[<prev] [next>] [<thread-prev] [day] [month] [year] [list]
Message-ID: <2a542f07-2158-16aa-e3cb-5431081ee1f6@gmail.com>
Date: Tue, 1 Aug 2023 10:26:22 +0800
From: Like Xu <like.xu.linux@...il.com>
To: Oliver Upton <oliver.upton@...ux.dev>
Cc: Paolo Bonzini <pbonzini@...hat.com>,
Sean Christopherson <seanjc@...gle.com>, kvm@...r.kernel.org,
linux-kernel@...r.kernel.org
Subject: Re: [PATCH v3] KVM: x86/tsc: Don't sync user changes to TSC with
KVM-initiated change
On 1/8/2023 2:29 am, Oliver Upton wrote:
> On Mon, Jul 31, 2023 at 04:07:58PM +0800, Like Xu wrote:
>> From: Like Xu <likexu@...cent.com>
>>
>> Add kvm->arch.user_changed_tsc to avoid synchronizing user changes to
>> the TSC with the KVM-initiated change in kvm_arch_vcpu_postcreate() by
>> conditioning this mess on userspace having written the TSC at least
>> once already.
>>
>> Here lies UAPI baggage: user-initiated TSC write with a small delta
>> (1 second) of virtual cycle time against real time is interpreted as an
>> attempt to synchronize the CPU. In such a scenario, the vcpu's tsc_offset
>> is not configured as expected, resulting in significant guest service
>> response latency, which is observed in our production environment.
>
> The changelog reads really weird, because it is taken out of context
> when it isn't a comment over the affected code.

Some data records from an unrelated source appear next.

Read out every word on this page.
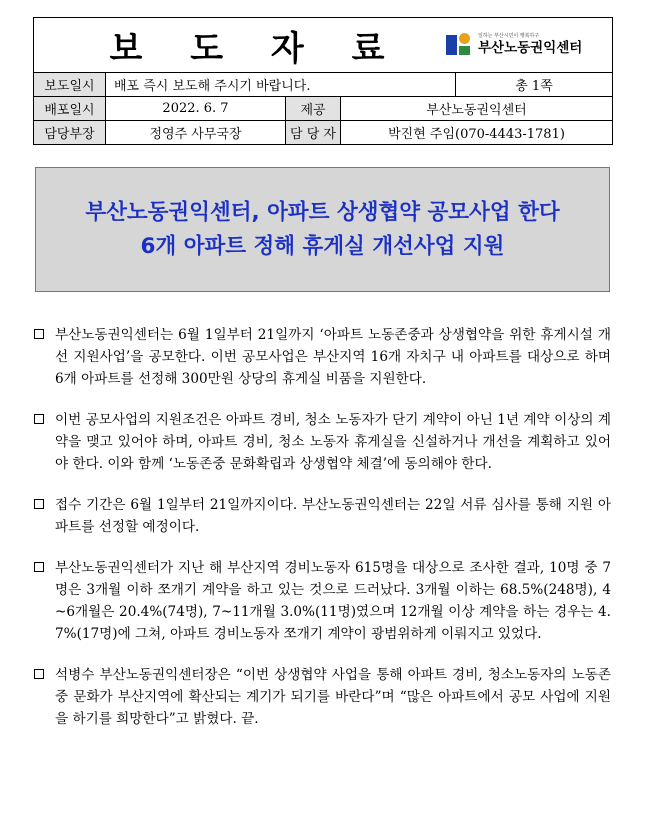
보 도 자 료	일하는 부산시민이 행복하구
부산노동권익센터
보도일시	배포 즉시 보도해 주시기 바랍니다.	총 1쪽
배포일시	2022. 6. 7	제공	부산노동권익센터
담당부장	정영주 사무국장	담 당 자	박진현 주임(070-4443-1781)
부산노동권익센터, 아파트 상생협약 공모사업 한다
6개 아파트 정해 휴게실 개선사업 지원
부산노동권익센터는 6월 1일부터 21일까지 ‘아파트 노동존중과 상생협약을 위한 휴게시설 개선 지원사업’을 공모한다. 이번 공모사업은 부산지역 16개 자치구 내 아파트를 대상으로 하며 6개 아파트를 선정해 300만원 상당의 휴게실 비품을 지원한다.
이번 공모사업의 지원조건은 아파트 경비, 청소 노동자가 단기 계약이 아닌 1년 계약 이상의 계약을 맺고 있어야 하며, 아파트 경비, 청소 노동자 휴게실을 신설하거나 개선을 계획하고 있어야 한다. 이와 함께 ‘노동존중 문화확립과 상생협약 체결’에 동의해야 한다.
접수 기간은 6월 1일부터 21일까지이다. 부산노동권익센터는 22일 서류 심사를 통해 지원 아파트를 선정할 예정이다.
부산노동권익센터가 지난 해 부산지역 경비노동자 615명을 대상으로 조사한 결과, 10명 중 7명은 3개월 이하 쪼개기 계약을 하고 있는 것으로 드러났다. 3개월 이하는 68.5%(248명), 4~6개월은 20.4%(74명), 7~11개월 3.0%(11명)였으며 12개월 이상 계약을 하는 경우는 4.7%(17명)에 그쳐, 아파트 경비노동자 쪼개기 계약이 광범위하게 이뤄지고 있었다.
석병수 부산노동권익센터장은 “이번 상생협약 사업을 통해 아파트 경비, 청소노동자의 노동존중 문화가 부산지역에 확산되는 계기가 되기를 바란다”며 “많은 아파트에서 공모 사업에 지원을 하기를 희망한다”고 밝혔다. 끝.
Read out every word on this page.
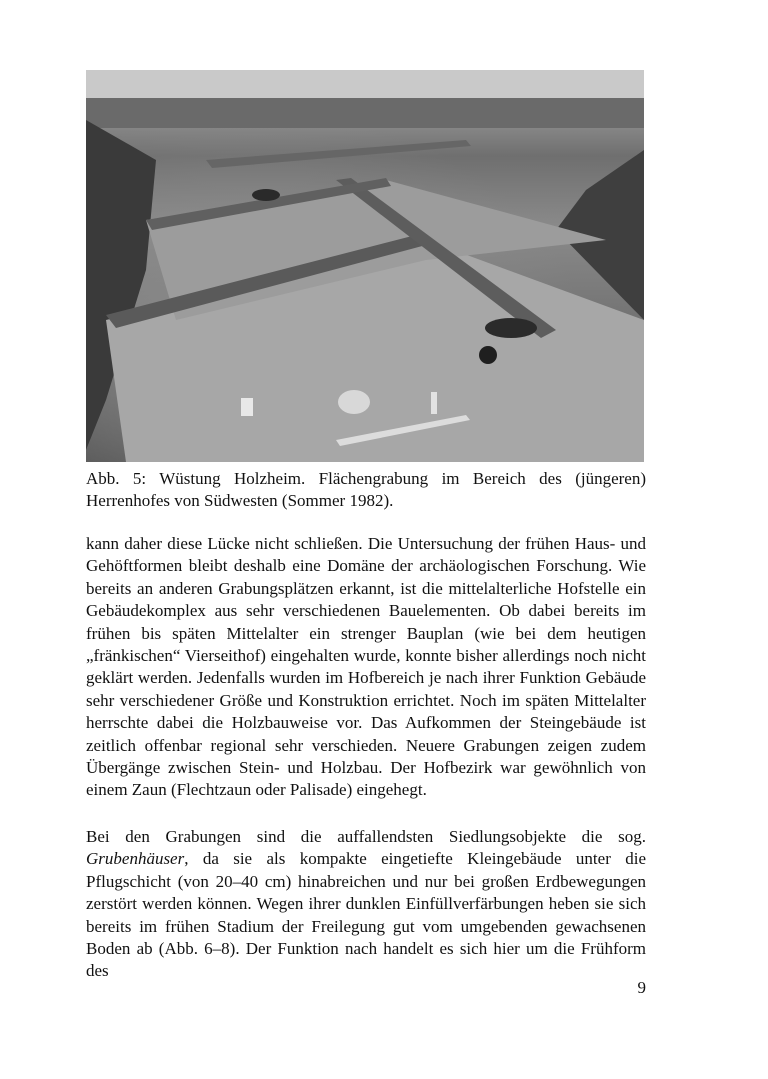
Abb. 5: Wüstung Holzheim. Flächengrabung im Bereich des (jüngeren) Herrenhofes von Südwesten (Sommer 1982).

kann daher diese Lücke nicht schließen. Die Untersuchung der frühen Haus- und Gehöftformen bleibt deshalb eine Domäne der archäologischen Forschung. Wie bereits an anderen Grabungsplätzen erkannt, ist die mittelalterliche Hofstelle ein Gebäudekomplex aus sehr verschiedenen Bauelementen. Ob dabei bereits im frühen bis späten Mittelalter ein strenger Bauplan (wie bei dem heutigen „fränkischen“ Vierseithof) eingehalten wurde, konnte bisher allerdings noch nicht geklärt werden. Jedenfalls wurden im Hofbereich je nach ihrer Funktion Gebäude sehr verschiedener Größe und Konstruktion errichtet. Noch im späten Mittelalter herrschte dabei die Holzbauweise vor. Das Aufkommen der Steingebäude ist zeitlich offenbar regional sehr verschieden. Neuere Grabungen zeigen zudem Übergänge zwischen Stein- und Holzbau. Der Hofbezirk war gewöhnlich von einem Zaun (Flechtzaun oder Palisade) eingehegt.

Bei den Grabungen sind die auffallendsten Siedlungsobjekte die sog. Grubenhäuser, da sie als kompakte eingetiefte Kleingebäude unter die Pflugschicht (von 20–40 cm) hinabreichen und nur bei großen Erdbewegungen zerstört werden können. Wegen ihrer dunklen Einfüllverfärbungen heben sie sich bereits im frühen Stadium der Freilegung gut vom umgebenden gewachsenen Boden ab (Abb. 6–8). Der Funktion nach handelt es sich hier um die Frühform des

9
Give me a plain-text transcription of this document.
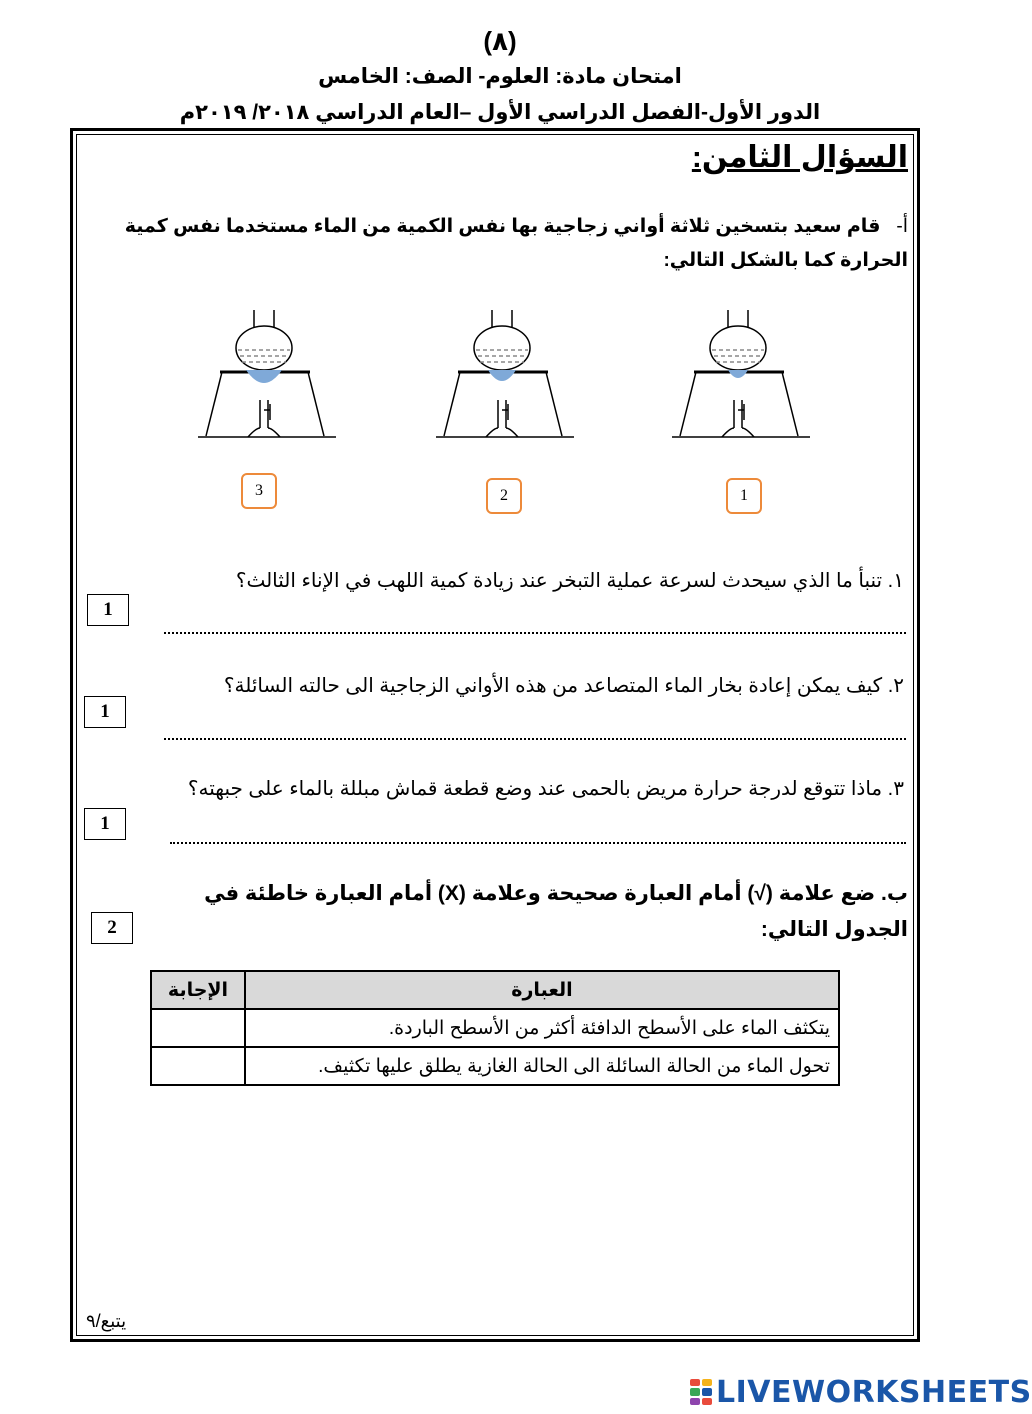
(٨)
امتحان مادة: العلوم- الصف: الخامس
الدور الأول-الفصل الدراسي الأول –العام الدراسي ٢٠١٨/ ٢٠١٩م
السؤال الثامن:
أ-قام سعيد بتسخين ثلاثة أواني زجاجية بها نفس الكمية من الماء مستخدما نفس كمية الحرارة كما بالشكل التالي:
1
2
3
١. تنبأ ما الذي سيحدث لسرعة عملية التبخر عند زيادة كمية اللهب في الإناء الثالث؟
1
٢. كيف يمكن إعادة بخار الماء المتصاعد من هذه الأواني الزجاجية الى حالته السائلة؟
1
٣. ماذا تتوقع لدرجة حرارة مريض بالحمى عند وضع قطعة قماش مبللة بالماء على جبهته؟
1
ب. ضع علامة (√) أمام العبارة صحيحة وعلامة (X) أمام العبارة خاطئة في الجدول التالي:
2
العبارة	الإجابة
يتكثف الماء على الأسطح الدافئة أكثر من الأسطح الباردة.	
تحول الماء من الحالة السائلة الى الحالة الغازية يطلق عليها تكثيف.	
يتبع/٩
LIVEWORKSHEETS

Furthermore, 'our
> production environment' is a complete black box to the rest of the
> community, it would be helpful spelling out exactly what the use case
> is.
>
> Suggested changelog:
>
> KVM interprets writes to the TSC with values within 1 second of each
> other as an attempt to synchronize the TSC for all vCPUs in the VM,
> and uses a common offset for all vCPUs in a VM. For brevity's sake
> let's just ignore what happens on systems with an unstable TSC.
>
> While this may seem odd, it is imperative for VM save/restore, as VMMs
> such as QEMU have long resorted to saving the TSCs (by value) from all
> vCPUs in the VM at approximately the same time. Of course, it is
> impossible to synchronize all the vCPU ioctls to capture the exact
> instant in time, hence KVM fudges it a bit on the restore side.
>
> This has been useful for the 'typical' VM lifecycle, where in all
> likelihood the VM goes through save/restore a considerable amount of
> time after VM creation. Nonetheless, there are some use cases that
> need to restore a VM snapshot that was created very shortly after boot
> (<1 second). Unfortunately the TSC sync code makes no distinction
> between kernel and user-initiated writes, which leads to the target VM
> synchronizing on the TSC offset from creation instead of the
> user-intended value.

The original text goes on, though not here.